What is a PPO?

PPO (preferred Provider Organization) is a nationwide coverage. It includes preferred providers (contracted with the carrier) and non-preferred providers (not contracted with the carrier).

This type of plans offers more freedom of choice for the consumer and a wider network of providers (hospitals and physicians). The preferred providers will charge less (negotiated rate) then the non-preferred.This disadvantage of this type of plans is the higher out of pocket cost for services rendered.

What is an HMO?

HMO (Health Maintenance Organization) is a type of plans that covers in sate only. This is a smaller network then the PPO and the member has to choose a PCP (primary care physician) that acts like a gatekeeper. You have to go to your PCP to get a referral to a specialist (this excludes OBGYN). The advantage of these plans is the low copay related to each service rendered.

What is an H S A?

H S A (Health Savings Accounts) are a special type of plans with a low monthly premium. These plans include a high deductible that should be met before services are covered. The member can use pre-tax dollars to pay for these services.

What is an EPO?

EPO (Exclusive Provider Organization) is a PPO plan that covers in state and in network only. These plans have a more restricted network and offer no coverage for out of network providers. You still have the flexibility of a PPO in network and in state only.

What is Open Enrollment?

Open enrollment begins October 1st 2013 and ends March 1st 2014. If your enrollment and first payment are received by the 15th of the month, your coverage will begin on the first day of the next month (For example if you applied and paid by February 15, your coverage will start March 1st). If your enrollment and first payment are received on or after the sixteenth of the month, your coverage will begin on the first day of the second month (For example if you applied and paid by February 16, your coverage will begin April 1st).

What is a deductible?

A deductible is the amount the member should pay first before the insurance plan kicks in. On a traditional plan, the deductible applies to all services with no co-payment.

What is a Co-pay?

A co-pay is a fixed dollar amount for specific services rendered such as an office visit or Chiropractic visit. Copays are more usual on an HMO plan.

What is Co-insurance?

Co-insurance is a term that defines a cost sharing between the insurance company and the insured. It usually starts after the deductibles have been met and ends at the maximum out of pocket.
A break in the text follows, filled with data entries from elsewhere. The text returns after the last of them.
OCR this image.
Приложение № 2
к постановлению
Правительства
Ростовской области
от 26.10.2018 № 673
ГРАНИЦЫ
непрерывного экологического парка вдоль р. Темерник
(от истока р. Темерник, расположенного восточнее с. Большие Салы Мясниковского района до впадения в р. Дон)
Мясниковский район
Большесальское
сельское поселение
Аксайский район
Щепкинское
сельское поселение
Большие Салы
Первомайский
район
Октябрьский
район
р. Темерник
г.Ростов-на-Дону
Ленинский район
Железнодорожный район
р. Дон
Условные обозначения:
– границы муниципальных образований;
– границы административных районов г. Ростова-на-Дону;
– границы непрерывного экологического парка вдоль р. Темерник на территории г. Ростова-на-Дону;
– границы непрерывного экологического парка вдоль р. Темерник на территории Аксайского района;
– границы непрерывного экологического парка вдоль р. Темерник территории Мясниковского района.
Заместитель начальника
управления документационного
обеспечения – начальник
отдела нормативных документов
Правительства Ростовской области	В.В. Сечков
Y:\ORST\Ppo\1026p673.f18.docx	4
For example a Silver plan has a coinsurance of 70%/30% which means the carrier will pay 70% of the charges after deductibles and the member 30%, not to exceed the max out of pocket.

What is the Max out of Pocket?

The MOP (max out of pocket) is the most a member will pay for services rendered in a calendar year. Once the MOP is met, the insurance company will pick up the cost for all services rendered in network until the end of the calendar year (January 1st until December 31st).The MOP for any market place plan in 2014 is 6,350 for individual plans and 12,700 for a family plan. The MOP includes all copays (office visits and Prescriptions drugs), deductibles and co-insurance.